Produced in volume and sold to the masses, the graphically bold, polychromatic pictures were the pop art of the era. Because they usually depicted the denizens and the languid diversions of what was known as the "floating world," the prints came to be known as ukiyo-e, floating-world pictures. Writer Asai Ryoi has described their attitude as "living only for the moment, gazing at the moon, the snow, the cherry blossoms and the autumn leaves, singing songs and drinking wine ... caring not a whit for the pauperism staring us in the face, refusing to be disheartened, like a gourd floating along with the river: this is what we call uykiyo."

Though Utamaro also prepared beautifully drawn and carefully observed collections of natural history ("The Insect Book," "The Bird Book"), landscape and daily life, he became the rage for his portraits of women. Tall, willowy creatures draped in luxurious kimonos, they were often languorously fanning themselves or setting combs in their lacquered hair or gliding past rows of cherry blossoms gazing with unperturbed eyes upon the world.

Of course, ukiyo-e was romanticized: There is no hint in these pictures that the Yoshiwara women were basically elegant captives -- sold, abducted or indebted into servitude. Furthermore, the artists set an unreal standard for feminine beauty that endures to this day. How many faces of women in modern Tokyo look like Utamaro prints? How many remain willowy, passive and so identical in their blank, undisturbed gaze? (In Utamaro's "Thee Beauties of the Present Day," the women depicted have different surnames but look like triplets.) The loveliness of Utamaro's women is impersonal, and the heroine of the play, Okita, was not necessarily the love of the real Utamaro's life.

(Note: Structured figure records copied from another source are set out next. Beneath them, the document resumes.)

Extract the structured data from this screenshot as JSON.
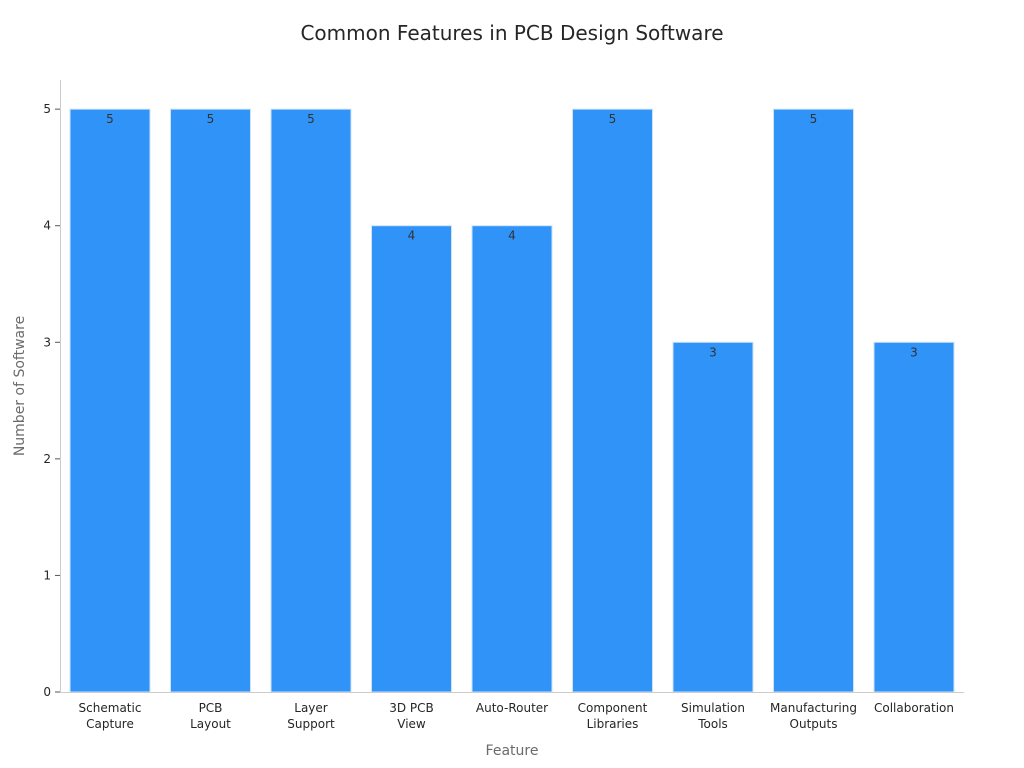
{
  "chart_data": {
    "type": "bar",
    "title": "Common Features in PCB Design Software",
    "xlabel": "Feature",
    "ylabel": "Number of Software",
    "categories": [
      [
        "Schematic",
        "Capture"
      ],
      [
        "PCB",
        "Layout"
      ],
      [
        "Layer",
        "Support"
      ],
      [
        "3D PCB",
        "View"
      ],
      [
        "Auto-Router"
      ],
      [
        "Component",
        "Libraries"
      ],
      [
        "Simulation",
        "Tools"
      ],
      [
        "Manufacturing",
        "Outputs"
      ],
      [
        "Collaboration"
      ]
    ],
    "values": [
      5,
      5,
      5,
      4,
      4,
      5,
      3,
      5,
      3
    ],
    "data_labels": [
      "5",
      "5",
      "5",
      "4",
      "4",
      "5",
      "3",
      "5",
      "3"
    ],
    "ylim": [
      0,
      5.25
    ],
    "yticks": [
      0,
      1,
      2,
      3,
      4,
      5
    ],
    "ytick_labels": [
      "0",
      "1",
      "2",
      "3",
      "4",
      "5"
    ],
    "grid": false,
    "legend": "none",
    "colors": {
      "bar_fill": "#2f93f8",
      "bar_stroke": "#cfe3f7",
      "axis": "#cccccc",
      "title": "#262626",
      "axis_title": "#6b6b6b",
      "tick_label": "#262626",
      "data_label": "#333333"
    }
  }
}
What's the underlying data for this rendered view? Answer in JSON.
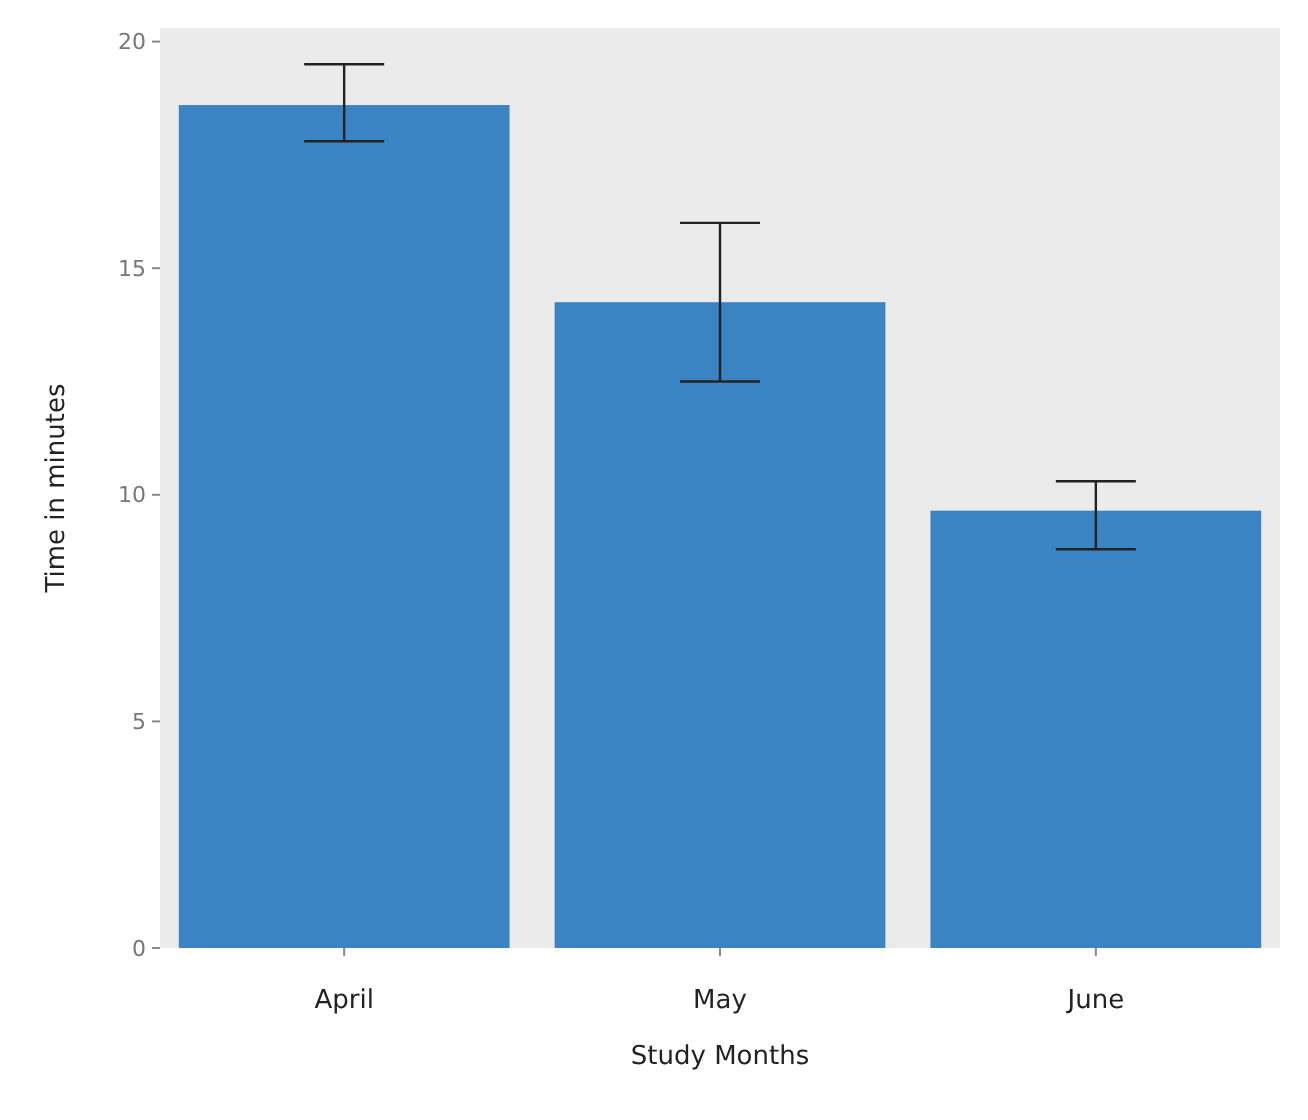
{
  "chart_data": {
    "type": "bar",
    "xlabel": "Study Months",
    "ylabel": "Time in minutes",
    "categories": [
      "April",
      "May",
      "June"
    ],
    "values": [
      18.6,
      14.25,
      9.65
    ],
    "errors": [
      [
        17.8,
        19.5
      ],
      [
        12.5,
        16.0
      ],
      [
        8.8,
        10.3
      ]
    ],
    "color": "#3a84c3",
    "ylim": [
      0,
      20.3
    ],
    "yticks": [
      0,
      5,
      10,
      15,
      20
    ],
    "grid": false
  }
}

And artistically gifted as he may have been, Utamaro was not as heroic as the play suggests. By 1804, the year of his three-day jail sentence for producing "offensive" prints (the problem was sticky politics, not pornography), his publisher-benefactor was dead and the artist was already at the ebb of his career. Furthermore, the jailing apparently resulted in a flood of orders for his prints -- whether due to sympathy or notoriety -- so some conjecture that it was overwork and general dissolution that led to his death two years later, not disgrace or rejection.

Again, it's the glimpse into the times of Utamaro that so intrigues. Scene 1 shows us a peasant revolt against the shogun. At the time the country was suffering the double bind of repressive and corrupt government on one hand and natural calamities on the other. Volcanoes were erupting; earthquakes toppled towns and cities; famine plagued the land. And yet the art of Utamaro and his fellow artists was all endless leisure, all floating-world dreaminess. In short, his pretty pictures were as escapist as much of popular culture is today.

Utamaro the 18th-century pop artist has become the subject of "Utamaro," the 20th-century pop musical. It's as diverting and as decorative as ukiyo-e was meant to be, and sometimes, let's admit it, that's enough.